More than 180 new cherry trees have been added to this four-acre wedge of land between the Franklin Delano Roosevelt Memorial and the bridge that crosses the northern edge of the Tidal Basin, keeping the space green and ensuring that the white necklace of blossoms that delights the world will be unbroken come spring. Except for a wall of green granite covered in quotations by King, and two main statue elements that represent a “Mountain of Despair” and a “Stone of Hope,” the memorial is a low, pleasant plaza that integrates quietly into the landscape of West Potomac Park.

Even the 30-foot-tall statue of King, an early version of which prompted the Commission on Fine Arts to fret over its “confrontational” stance, imposing size and “Socialist Realist style,” is turned away from the main entrance.
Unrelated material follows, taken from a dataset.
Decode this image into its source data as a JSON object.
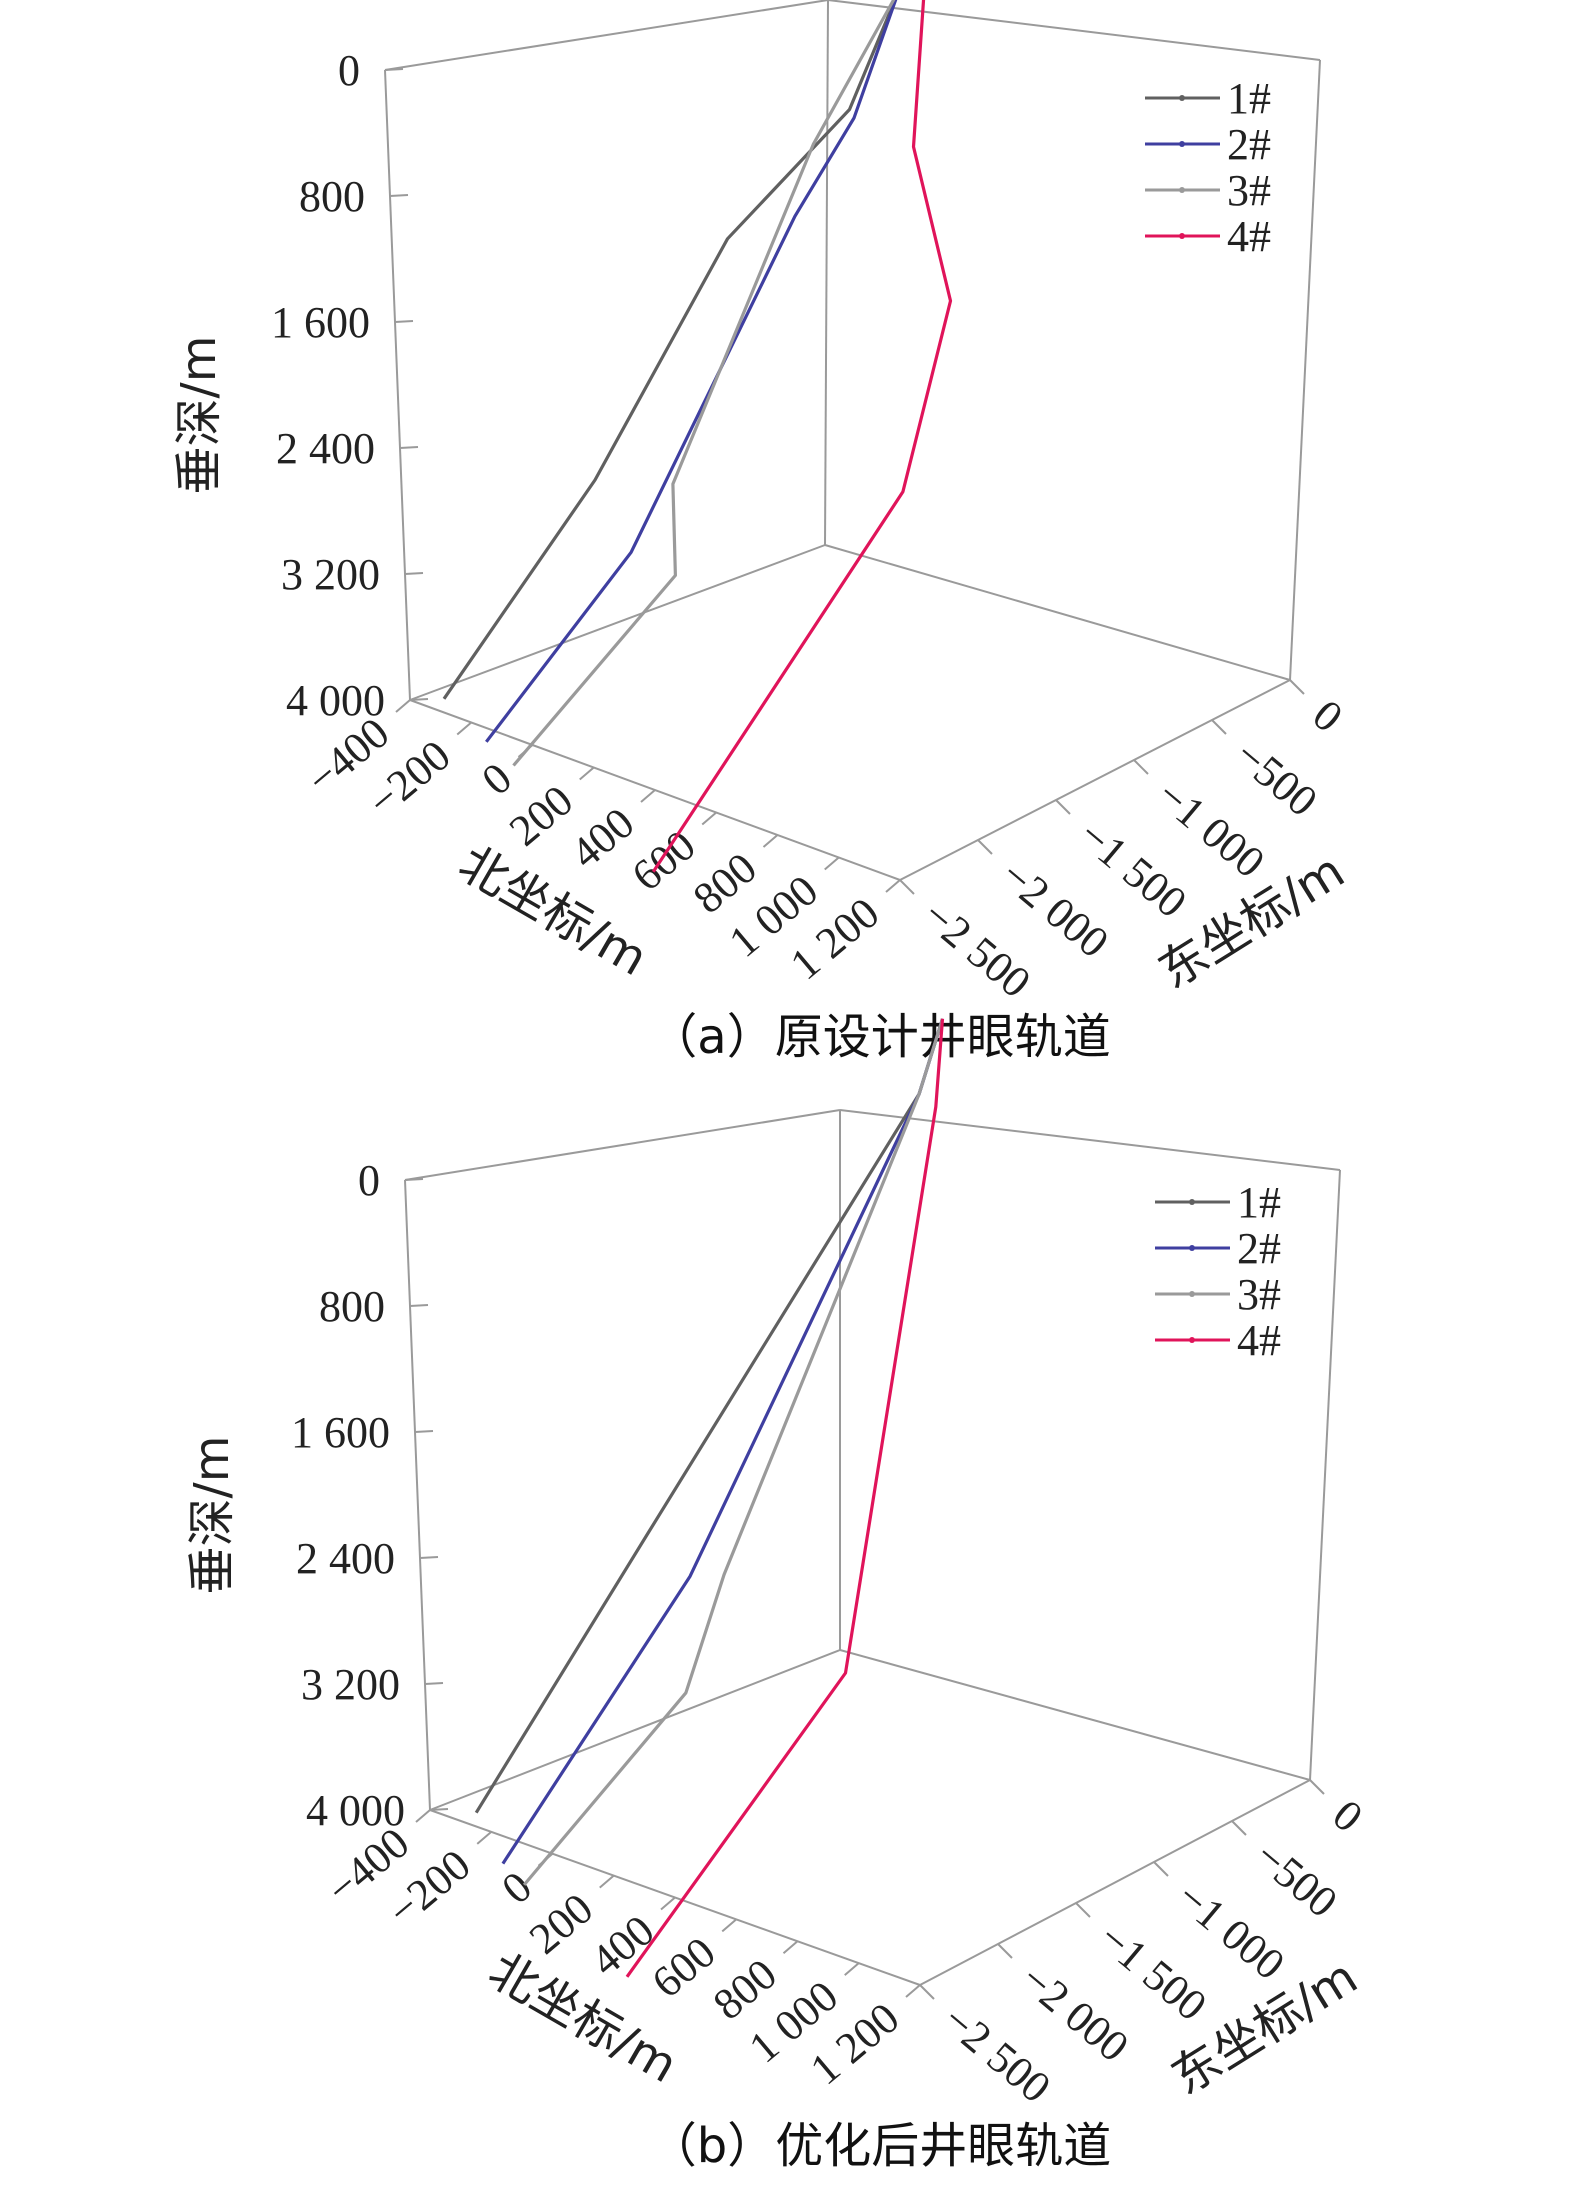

King, who was plenty confrontational in real life, now looks off to the southeast, toward where F.D.R. sits in his equally controversial wheelchair. But there was no symbolism intended in that, according to executive architect Ed Jackson Jr.

There are ample places to sit, and if the trees survive to maturity, there should be shade, too. Once inside the plaza, the view across the Tidal Basin is delightful, and from the outside, the two halves of the mountain frame views nicely. Thus, the mountain adds something that the Tidal Basin has never really had before: A gate, or front door, which invites you in. If there were better mass transit to this site between 17th and 23rd streets SW — where designated parking will be limited to handicap spots and buses — it would make an ideal start and end point for a loop walk around the basin come blossom time.

Like too many memorials, however, the Martin Luther King Jr. Memorial is stuck uncomfortably between the conceptual and literal. The concept, originally developed by the San Francisco-based ROMA Design Group, focuses on the Mountain of Despair, two massive, roughly arch-shaped granite bookends, and the “Stone of Hope,” which contains a statue of King, carved by the Chinese sculptor Lei Yixin and shipped from Changsha, China.

The “stone” is meant to look as if it has been pulled out of the arch of the “mountain,” and is turned slightly so that visitors first encounter a quotation by King, “Out of the mountain of despair, a stone of hope,” before they encounter King himself.

The stone of hope turns out to be derived from a rather violent allegory of political conflict and tribalism. The line is from King’s “I Have a Dream” speech, delivered in Washington on Aug. 28, 1963. It was apparently based on an image from the second book of Daniel, in which the prophet interprets one of King Nebuchadnezzar’s dreams. Nebuchadnezzar envisioned not a mountain, but a massive idol, or image, with a head of gold, arms of silver and thighs of brass. “As you looked, a stone was cut out by no human hand, and it struck the image on its feet of iron and clay, and broke them in pieces,” says Daniel, prophesying the downfall of the old order.

King’s version makes no reference to smiting and politics, and it was certainly not the intention of the designers to suggest anything controversial. Despite occasional citations from his later, more challenging speeches, the memorial is focused on the anodyne, pre-1965 King, the man remembered as a saintly hero of civil rights, not an anti-war goad to the national conscience whose calls for social and economic justice would be considered rank socialism in today’s political climate.

The hope-from-despair concept is realized literally, with a giant statue of King embedded in the Stone of Hope, which is grooved on both sides to suggest that it has been physically extracted from the Mountain of Despair. But it turns out to be a rather tricky thing to base architectural design on rhetorical tropes. Especially King’s rhetoric. The master orator was remarkably inventive in his metaphors and eclectic in his sources. If you read his writing too closely, the metaphors begin to contradict and undermine one another.